Now you can start to see how they're going to work. Once the actual brake pedals are bolted onto the bare steel part of the rotating tube, you can see how the rotation of the tube will activate the brake master cylinder.

The idea is for the brake pedals to be perpendicular to the rudder pedal assembly, so I used a square to get them as well lined up as I could.

It's hard to see what's what in that picture (the replacement photographer is much better about making sure my bald(ing) spot is out of the picture, but his overall composition skills are weak)  so I added arrows to show the two parts of the brake pedal. Those are the two points that are used to ensure a close approximation of perpendicularity. I say "approximation" because 1) the rudder pedal tubes block good access for the square to align the inner brake pedal, and 2) because I had a great deal of trouble in keeping the pedals from moving as I clamped them in place. Oh, and 3) I also had trouble keeping them from moving as I was drilling them because my clamps suck. Hopefully the alignment isn't super critical.

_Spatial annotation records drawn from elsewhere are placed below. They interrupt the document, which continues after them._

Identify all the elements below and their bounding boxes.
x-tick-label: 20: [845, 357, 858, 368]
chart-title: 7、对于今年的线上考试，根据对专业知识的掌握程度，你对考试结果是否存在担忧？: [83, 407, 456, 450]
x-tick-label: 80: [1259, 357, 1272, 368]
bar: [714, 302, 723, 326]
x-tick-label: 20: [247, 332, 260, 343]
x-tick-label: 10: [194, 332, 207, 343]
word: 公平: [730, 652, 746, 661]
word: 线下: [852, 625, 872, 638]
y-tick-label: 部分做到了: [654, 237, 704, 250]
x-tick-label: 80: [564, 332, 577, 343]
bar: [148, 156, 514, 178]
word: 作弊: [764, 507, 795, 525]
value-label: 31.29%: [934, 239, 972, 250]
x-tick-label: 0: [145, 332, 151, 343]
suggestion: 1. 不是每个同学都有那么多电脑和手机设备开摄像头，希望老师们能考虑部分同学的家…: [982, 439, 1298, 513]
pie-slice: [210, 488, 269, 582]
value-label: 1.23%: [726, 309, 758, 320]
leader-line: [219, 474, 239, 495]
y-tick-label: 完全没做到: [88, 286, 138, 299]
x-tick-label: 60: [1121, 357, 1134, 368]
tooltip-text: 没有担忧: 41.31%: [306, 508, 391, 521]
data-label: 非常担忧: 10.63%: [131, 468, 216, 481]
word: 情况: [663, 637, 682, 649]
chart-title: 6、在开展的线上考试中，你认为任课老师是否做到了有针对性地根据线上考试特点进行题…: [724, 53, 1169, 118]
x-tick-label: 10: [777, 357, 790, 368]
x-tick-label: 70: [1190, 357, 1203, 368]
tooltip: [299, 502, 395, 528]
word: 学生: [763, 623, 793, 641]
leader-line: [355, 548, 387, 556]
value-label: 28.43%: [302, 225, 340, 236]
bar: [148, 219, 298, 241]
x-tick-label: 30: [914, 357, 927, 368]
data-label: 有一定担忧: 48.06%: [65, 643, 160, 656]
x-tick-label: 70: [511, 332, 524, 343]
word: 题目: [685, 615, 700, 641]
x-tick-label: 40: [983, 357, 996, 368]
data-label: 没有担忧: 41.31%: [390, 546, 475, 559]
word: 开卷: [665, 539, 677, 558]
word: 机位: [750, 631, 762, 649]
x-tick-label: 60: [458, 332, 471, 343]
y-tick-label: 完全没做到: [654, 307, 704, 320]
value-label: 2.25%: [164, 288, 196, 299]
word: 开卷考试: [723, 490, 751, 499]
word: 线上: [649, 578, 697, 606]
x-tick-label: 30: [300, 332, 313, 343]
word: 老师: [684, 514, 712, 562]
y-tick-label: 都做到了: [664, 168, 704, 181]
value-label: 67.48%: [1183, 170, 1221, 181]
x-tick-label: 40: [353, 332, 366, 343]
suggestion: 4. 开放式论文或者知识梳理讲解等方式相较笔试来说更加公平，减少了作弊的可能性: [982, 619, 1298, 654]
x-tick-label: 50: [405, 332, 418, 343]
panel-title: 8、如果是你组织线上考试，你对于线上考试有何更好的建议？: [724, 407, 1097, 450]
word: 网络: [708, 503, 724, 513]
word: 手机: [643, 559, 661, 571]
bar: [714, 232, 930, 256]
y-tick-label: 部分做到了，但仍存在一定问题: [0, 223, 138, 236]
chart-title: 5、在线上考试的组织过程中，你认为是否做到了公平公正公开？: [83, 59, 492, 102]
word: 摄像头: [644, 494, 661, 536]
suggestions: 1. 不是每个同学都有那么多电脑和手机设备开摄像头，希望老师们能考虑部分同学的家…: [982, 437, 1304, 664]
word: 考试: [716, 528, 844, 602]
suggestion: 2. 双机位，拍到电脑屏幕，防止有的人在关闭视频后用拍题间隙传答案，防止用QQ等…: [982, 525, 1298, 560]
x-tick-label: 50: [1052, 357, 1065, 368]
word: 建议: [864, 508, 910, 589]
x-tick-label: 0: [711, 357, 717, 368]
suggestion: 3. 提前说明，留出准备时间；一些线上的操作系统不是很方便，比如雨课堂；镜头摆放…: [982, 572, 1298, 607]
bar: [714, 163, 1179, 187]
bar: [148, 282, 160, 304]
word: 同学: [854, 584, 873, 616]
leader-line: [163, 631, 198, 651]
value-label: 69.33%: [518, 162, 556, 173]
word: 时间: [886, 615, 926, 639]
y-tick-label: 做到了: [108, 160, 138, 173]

The holes get drilled #30, then #12, then 1/4". There is not a single one of those sizes that wasn't an absolute bugger to drill. My little 12 volt lithium drill is wonderful for almost every situation, but drilling through hardened steel is not one of its strong suits. And quite painfully, there are eight holes to be drilled. With three separate sizes for each, it was a good two dozen holes to drill. I was mighty glad when it was done. At one point I got a 1/4" bit well and truly stuck, and I think I came very close to stripping the gears in the drill.

What with these being match drilled holes, the odds are enormous against them ever actually matching. That said, it's prudent to mark each part in order to aid in getting them back into position after removing them for deburring.